Suas opiniões sobre a política monetária dos EUA são menos otimistas. Ele teme que o Federal Reserve (Fed, o banco central dos EUA) de hoje, sob o comando de Jerome Powell, não esteja combatendo a inflação com a mesma determinação exibida por Paul Volcker, que elevou energicamente os juros quando o presidiu nas décadas de 1970 e 1980.
“Ainda estou esperando que ele aja com ousadia – ‘ousadia’ significa que ele precisa chocar o mercado”, disse Kaufman sobre Powell. “Se você quer mudar a opinião de alguém, se você quer mudar a atitude de alguém, você não pode [só] dar um tapa na mão, você tem que atingi-los na cara.”
Kaufman disse que o presidente do Fed agiu errado depois de ter mudado de posição quanto à inflação em novembro. Deixou passar muitos meses entre o momento em que alertou para a “inflação persistentemente maior” e o início dos aumentos dos juros pelo Fed em março.
“Seu prognóstico foi certo, sua inação foi errada”, disse Kaufman. Como resultado, os mercados deparam-se com uma situação muito diferente daquela em que estavam quando Kaufman, no Salomon Brothers, distribuiu seu lendário memorando prevendo a queda das taxas de juros.
“Hoje, a taxa de inflação é maior do que a de juros. Naquela época, as taxas de juros eram maiores que as de inflação. É uma justaposição”, disse. “Temos um longo caminho a percorrer. A inflação tem que cair ou as taxas de juros vão subir mais”.
Os juros já haviam começado a cair antes de Kaufman tornar público seu prognóstico em 1982, mas foi o fato de prever um declínio prolongado que mexeu com os mercados. O motivo para o impacto foi seu status na época, o equivalente no fim do século XX ao de um influenciador das redes de relacionamento social on-line dos dias de hoje. Kaufman era tão conhecido por seu pessimismo que, assim que os investidores souberam de seu novo ponto de vista, as ações decolaram.
Depois de ter atingido o pior ponto de um ciclo de baixa apenas alguns dias antes, o índice Dow Jones subiu 38,81 pontos, ou 4,9%, para 831,24, na época a maior alta em pontos na história. Na sequência, veio a forte onda de alta dos anos 80 e – com várias interrupções notáveis – as ações continuaram escalando ainda mais nas décadas seguintes. O Dow Jones fechou na terça-feira aos 34.152,01 pontos.
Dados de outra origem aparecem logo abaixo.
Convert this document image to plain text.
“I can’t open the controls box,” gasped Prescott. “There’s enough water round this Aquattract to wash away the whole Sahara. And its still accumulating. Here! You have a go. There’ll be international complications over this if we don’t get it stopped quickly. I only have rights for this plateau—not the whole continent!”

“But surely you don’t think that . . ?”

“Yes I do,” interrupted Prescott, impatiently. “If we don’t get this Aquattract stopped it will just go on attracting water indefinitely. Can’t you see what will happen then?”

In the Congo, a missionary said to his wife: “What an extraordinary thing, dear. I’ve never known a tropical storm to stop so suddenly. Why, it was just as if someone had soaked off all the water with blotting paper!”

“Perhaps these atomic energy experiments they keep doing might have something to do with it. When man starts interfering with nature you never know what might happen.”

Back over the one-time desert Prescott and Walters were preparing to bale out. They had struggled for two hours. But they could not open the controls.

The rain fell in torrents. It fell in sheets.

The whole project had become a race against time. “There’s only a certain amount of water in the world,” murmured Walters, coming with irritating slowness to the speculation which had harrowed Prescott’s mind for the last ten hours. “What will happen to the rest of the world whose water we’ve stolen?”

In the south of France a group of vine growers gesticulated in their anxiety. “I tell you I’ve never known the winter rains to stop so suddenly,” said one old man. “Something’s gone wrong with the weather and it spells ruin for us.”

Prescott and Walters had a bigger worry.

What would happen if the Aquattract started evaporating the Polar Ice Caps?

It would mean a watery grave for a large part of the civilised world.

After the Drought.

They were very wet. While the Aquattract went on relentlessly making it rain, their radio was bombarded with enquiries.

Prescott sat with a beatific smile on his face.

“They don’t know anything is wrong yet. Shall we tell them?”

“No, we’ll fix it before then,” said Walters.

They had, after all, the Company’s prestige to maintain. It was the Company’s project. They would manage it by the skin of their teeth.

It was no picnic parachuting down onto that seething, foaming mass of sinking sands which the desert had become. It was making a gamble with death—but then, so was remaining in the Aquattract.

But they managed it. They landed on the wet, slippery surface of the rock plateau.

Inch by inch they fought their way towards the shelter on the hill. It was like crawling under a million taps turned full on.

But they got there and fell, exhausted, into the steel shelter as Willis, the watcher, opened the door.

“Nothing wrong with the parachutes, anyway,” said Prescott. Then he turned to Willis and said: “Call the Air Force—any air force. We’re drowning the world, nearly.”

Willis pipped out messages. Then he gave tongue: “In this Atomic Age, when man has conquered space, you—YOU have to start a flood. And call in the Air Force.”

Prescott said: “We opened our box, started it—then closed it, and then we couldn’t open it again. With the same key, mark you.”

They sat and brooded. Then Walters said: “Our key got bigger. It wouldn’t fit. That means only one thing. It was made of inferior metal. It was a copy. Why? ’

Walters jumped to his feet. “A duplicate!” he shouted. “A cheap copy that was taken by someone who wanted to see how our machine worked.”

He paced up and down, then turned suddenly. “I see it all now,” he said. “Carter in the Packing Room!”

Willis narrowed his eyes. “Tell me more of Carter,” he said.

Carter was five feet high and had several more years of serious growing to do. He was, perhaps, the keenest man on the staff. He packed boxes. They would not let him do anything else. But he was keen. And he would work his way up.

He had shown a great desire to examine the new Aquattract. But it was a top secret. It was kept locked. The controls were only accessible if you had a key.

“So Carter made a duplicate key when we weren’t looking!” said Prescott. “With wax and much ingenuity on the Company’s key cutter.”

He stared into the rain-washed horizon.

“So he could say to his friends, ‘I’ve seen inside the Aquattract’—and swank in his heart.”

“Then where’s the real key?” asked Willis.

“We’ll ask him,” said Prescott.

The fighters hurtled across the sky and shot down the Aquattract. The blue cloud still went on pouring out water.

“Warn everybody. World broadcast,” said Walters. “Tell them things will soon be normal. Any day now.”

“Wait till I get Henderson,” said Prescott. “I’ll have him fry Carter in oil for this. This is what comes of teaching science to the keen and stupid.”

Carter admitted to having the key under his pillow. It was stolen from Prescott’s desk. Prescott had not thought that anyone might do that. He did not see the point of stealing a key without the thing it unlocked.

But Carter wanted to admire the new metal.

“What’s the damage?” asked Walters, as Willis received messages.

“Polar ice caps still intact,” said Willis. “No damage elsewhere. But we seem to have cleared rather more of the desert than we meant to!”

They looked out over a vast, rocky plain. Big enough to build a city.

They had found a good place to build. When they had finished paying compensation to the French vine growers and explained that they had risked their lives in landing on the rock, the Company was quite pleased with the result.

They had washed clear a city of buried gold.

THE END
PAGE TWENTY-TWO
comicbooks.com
“Tive previsões pessimistas por um longo tempo […]. Quando mudei de ideia, isso induziu uma reação”, disse Kaufman, acrescentando que é difícil imaginar hoje a previsão de alguém do setor privado tendo esse tipo de impacto. “Não havia muitos economistas [na área de atuação de Kaufman]. Isso me dava uma vantagem distintiva.”
Quanto ao futuro, as preocupações de Kaufman com a inflação tornam mais difícil para ele ter tanta certeza em suas previsões quanto em agosto de 1982.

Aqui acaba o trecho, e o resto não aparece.